The question can even be raised of whether or not there exists anything called “the movement.” There is a vast body of frustration coupled with radical sentiment which is, in the main, oriented toward demonstrations. Is there, however, a body of people organized to build a movement that can have, for example, the effect upon unions which the Communist party had from the thirties until McCarthy in the fifties? (“Aw, whadda you mean? The Communist party? It’s irrelevant.”) Is there a body of people organized to build a movement that can have the impact which the International Workers of the World [sic] had? (“The IWW? Yeah, they were groovy.”) The left isn’t even as well organized as the Democratic party in its present state of disarray.
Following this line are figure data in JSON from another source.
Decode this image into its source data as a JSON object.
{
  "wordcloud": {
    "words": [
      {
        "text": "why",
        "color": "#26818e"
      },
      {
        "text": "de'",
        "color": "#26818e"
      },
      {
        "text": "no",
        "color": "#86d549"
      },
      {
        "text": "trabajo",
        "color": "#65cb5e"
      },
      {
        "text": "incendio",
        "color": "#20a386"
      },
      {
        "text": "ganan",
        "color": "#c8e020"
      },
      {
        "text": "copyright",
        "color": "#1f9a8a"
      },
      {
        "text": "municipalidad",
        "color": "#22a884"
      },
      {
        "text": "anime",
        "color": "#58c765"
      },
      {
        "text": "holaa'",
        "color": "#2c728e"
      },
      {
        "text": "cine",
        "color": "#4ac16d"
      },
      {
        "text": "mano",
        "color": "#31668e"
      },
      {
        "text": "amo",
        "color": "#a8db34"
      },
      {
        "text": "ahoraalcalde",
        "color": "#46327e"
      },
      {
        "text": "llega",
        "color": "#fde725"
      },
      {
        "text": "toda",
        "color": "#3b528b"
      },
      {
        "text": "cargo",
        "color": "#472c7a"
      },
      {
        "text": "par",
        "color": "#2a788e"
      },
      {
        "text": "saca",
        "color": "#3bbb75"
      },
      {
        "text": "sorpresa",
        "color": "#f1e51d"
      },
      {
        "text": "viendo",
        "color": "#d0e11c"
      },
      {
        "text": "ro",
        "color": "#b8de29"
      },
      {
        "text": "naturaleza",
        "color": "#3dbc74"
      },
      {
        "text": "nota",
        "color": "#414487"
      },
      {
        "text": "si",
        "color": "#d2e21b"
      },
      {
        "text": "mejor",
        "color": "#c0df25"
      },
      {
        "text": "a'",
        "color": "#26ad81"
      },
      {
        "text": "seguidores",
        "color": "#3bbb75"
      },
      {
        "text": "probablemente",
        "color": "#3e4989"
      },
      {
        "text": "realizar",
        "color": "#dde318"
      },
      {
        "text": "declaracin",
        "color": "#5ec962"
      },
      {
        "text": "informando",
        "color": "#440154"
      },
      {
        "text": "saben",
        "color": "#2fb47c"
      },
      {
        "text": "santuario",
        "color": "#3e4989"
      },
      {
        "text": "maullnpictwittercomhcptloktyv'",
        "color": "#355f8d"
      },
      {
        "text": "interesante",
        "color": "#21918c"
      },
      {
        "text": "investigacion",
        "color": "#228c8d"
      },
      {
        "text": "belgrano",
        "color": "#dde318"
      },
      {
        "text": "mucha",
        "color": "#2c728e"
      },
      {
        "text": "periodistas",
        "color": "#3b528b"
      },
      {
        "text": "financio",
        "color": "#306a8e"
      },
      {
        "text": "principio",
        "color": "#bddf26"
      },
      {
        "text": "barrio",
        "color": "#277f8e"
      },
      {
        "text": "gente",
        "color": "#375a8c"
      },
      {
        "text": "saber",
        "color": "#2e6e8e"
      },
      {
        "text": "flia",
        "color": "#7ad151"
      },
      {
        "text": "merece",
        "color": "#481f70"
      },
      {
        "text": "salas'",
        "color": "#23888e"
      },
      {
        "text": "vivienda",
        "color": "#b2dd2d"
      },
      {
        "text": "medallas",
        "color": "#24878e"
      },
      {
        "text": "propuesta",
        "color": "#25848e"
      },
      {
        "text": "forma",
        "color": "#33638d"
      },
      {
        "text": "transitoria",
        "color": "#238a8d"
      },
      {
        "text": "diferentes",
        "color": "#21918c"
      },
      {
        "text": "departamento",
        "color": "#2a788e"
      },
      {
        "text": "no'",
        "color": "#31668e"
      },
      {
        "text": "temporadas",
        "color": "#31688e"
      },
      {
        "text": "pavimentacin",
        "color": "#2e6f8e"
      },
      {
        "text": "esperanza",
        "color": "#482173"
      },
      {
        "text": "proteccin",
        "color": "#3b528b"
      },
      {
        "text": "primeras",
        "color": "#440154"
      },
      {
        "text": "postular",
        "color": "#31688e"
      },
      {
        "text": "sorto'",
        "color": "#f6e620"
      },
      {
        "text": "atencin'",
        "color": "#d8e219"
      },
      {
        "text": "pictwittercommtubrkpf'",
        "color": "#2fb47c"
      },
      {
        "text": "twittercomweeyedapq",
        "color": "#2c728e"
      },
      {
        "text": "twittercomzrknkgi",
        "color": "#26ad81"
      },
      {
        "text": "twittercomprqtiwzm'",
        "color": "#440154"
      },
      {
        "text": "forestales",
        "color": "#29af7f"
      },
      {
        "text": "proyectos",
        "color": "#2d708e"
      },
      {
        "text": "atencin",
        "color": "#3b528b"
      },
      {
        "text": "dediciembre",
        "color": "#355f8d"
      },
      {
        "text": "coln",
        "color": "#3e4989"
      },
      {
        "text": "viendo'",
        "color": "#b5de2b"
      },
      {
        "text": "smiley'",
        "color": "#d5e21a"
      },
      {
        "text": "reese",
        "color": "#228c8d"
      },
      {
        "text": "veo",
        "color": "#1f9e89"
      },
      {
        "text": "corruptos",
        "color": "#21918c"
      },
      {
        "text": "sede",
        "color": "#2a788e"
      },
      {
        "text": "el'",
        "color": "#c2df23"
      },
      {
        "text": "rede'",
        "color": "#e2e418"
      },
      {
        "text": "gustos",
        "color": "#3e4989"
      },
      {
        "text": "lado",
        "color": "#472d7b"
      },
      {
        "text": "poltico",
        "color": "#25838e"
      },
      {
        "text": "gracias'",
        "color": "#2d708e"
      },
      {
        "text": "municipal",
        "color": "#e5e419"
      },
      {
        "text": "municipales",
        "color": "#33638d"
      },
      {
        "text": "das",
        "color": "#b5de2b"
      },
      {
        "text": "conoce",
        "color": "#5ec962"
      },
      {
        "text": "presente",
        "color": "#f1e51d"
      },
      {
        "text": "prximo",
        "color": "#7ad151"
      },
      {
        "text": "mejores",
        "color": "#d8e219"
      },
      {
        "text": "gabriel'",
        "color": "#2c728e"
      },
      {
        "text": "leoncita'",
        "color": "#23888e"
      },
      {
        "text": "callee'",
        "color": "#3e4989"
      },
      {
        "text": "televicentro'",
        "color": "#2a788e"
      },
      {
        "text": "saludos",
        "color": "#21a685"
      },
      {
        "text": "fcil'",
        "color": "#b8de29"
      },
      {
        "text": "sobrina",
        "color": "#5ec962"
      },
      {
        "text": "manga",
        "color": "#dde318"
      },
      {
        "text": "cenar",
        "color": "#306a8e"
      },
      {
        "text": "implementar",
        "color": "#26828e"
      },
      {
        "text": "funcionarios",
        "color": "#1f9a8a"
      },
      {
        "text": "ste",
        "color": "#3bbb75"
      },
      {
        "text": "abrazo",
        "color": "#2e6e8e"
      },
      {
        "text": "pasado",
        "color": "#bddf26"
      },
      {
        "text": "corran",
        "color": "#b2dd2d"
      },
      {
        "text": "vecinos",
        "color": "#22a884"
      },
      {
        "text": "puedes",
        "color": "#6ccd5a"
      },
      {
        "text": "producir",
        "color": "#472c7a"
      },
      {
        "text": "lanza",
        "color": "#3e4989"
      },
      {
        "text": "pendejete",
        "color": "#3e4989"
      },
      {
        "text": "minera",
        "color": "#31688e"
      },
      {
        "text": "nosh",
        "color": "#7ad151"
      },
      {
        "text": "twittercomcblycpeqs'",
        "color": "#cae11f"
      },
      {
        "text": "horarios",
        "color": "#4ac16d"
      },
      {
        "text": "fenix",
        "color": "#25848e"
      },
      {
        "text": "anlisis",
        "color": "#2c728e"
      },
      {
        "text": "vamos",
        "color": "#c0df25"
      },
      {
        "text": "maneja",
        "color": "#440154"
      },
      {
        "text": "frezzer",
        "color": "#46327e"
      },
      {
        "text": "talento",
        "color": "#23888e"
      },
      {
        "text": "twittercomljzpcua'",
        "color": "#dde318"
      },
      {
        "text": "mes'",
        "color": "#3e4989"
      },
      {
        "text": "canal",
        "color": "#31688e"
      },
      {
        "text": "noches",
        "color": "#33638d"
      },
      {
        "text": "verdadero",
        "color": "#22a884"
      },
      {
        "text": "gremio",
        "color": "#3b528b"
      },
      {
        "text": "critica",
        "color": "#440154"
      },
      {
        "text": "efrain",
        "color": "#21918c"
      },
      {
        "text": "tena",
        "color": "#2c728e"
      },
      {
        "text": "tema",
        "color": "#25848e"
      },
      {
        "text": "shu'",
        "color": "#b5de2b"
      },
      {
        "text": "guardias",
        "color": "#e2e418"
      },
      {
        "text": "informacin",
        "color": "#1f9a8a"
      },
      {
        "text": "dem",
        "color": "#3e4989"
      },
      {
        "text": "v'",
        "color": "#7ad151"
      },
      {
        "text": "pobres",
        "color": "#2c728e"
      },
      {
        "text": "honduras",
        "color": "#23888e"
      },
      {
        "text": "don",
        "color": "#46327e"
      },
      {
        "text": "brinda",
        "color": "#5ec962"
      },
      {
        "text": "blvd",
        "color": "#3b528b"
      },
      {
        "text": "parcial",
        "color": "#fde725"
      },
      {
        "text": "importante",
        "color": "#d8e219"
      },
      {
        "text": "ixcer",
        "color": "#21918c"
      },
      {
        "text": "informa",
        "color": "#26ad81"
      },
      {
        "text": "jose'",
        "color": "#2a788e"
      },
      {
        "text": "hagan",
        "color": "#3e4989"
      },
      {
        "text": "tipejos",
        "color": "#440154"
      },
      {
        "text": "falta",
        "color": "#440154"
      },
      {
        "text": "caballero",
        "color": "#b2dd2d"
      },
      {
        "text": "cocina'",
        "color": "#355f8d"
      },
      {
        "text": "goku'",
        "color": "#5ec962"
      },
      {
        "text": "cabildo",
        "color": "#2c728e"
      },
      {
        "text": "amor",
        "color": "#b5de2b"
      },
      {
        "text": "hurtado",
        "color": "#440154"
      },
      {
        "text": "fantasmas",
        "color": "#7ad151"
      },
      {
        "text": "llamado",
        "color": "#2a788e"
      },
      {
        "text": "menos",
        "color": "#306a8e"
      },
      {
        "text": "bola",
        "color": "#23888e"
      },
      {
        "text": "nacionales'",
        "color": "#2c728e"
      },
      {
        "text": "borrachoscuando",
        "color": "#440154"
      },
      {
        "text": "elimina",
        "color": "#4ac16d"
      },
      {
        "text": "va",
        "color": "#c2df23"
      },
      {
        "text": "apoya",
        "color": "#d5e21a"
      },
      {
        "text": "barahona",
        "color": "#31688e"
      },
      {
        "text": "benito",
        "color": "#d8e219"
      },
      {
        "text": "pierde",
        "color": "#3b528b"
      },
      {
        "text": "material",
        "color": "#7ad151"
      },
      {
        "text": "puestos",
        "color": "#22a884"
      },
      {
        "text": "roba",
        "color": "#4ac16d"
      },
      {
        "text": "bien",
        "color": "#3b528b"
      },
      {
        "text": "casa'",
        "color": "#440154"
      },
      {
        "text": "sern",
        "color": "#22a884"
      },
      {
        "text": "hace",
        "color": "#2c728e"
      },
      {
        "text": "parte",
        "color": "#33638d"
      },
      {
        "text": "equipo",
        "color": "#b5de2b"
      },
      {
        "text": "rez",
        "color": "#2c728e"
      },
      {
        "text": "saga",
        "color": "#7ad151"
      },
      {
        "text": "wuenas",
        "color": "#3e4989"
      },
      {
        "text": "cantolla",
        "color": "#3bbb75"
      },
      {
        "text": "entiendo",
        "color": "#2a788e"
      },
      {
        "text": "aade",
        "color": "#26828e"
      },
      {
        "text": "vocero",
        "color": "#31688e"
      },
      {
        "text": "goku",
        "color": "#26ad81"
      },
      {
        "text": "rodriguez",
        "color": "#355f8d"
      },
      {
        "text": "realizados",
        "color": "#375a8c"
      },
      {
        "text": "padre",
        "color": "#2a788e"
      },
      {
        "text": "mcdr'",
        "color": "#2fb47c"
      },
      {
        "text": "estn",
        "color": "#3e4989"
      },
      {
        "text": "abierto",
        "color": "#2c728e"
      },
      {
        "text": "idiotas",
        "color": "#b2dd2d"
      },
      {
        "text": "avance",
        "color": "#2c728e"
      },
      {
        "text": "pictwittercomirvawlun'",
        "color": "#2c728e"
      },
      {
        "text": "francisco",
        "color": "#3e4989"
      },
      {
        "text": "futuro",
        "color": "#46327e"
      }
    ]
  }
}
The only way out of this dilemma, of course, is to start building cadres of organizers. America presently thinks that the left, blacks and the war in Vietnam are its main problems. Such is not the case. We only know America’s problems as they affect us—the draft, spiritual malaise, etc. But America’s problems have only begun, given the increasing number of labor strikes, the current New York City school crisis and the new consciousness it is bringing to the liberal middle class. What’s going to happen when the war in Vietnam is over and those GIs finally come home? After all, the biggest employer in America is the Pentagon. What happens when a half million men reenter an economy which is already unable to provide enough jobs?
The left has reached a point where it must either find the way to evolve to a new level of political activity or die. The past eight years have had a fantastic impact upon the country and the country has responded with reforms and now repression.
Possibly one answer lies in a direction in which few wish to look. The liberals, having been in power for almost eight years, are now out. It is a mistake to think that they, who have so seldom tasted power, will accept their defeat calmly. Maybe they will, but if Murray Kempton, a liberal Democrat, is any indication, maybe they won’t. He ends his column of Nov. 6 thus: “Richard Nixon occupies us. If that is the name of the game, that is the game we will play. This morning a battle slumps exhaustedly to its end. This afternoon the war begins. To the knife.”
Maybe that means nothing more than let’s start working now for Ted Kennedy in ’72. Maybe it means something else. We have nothing to lose by trying to find out.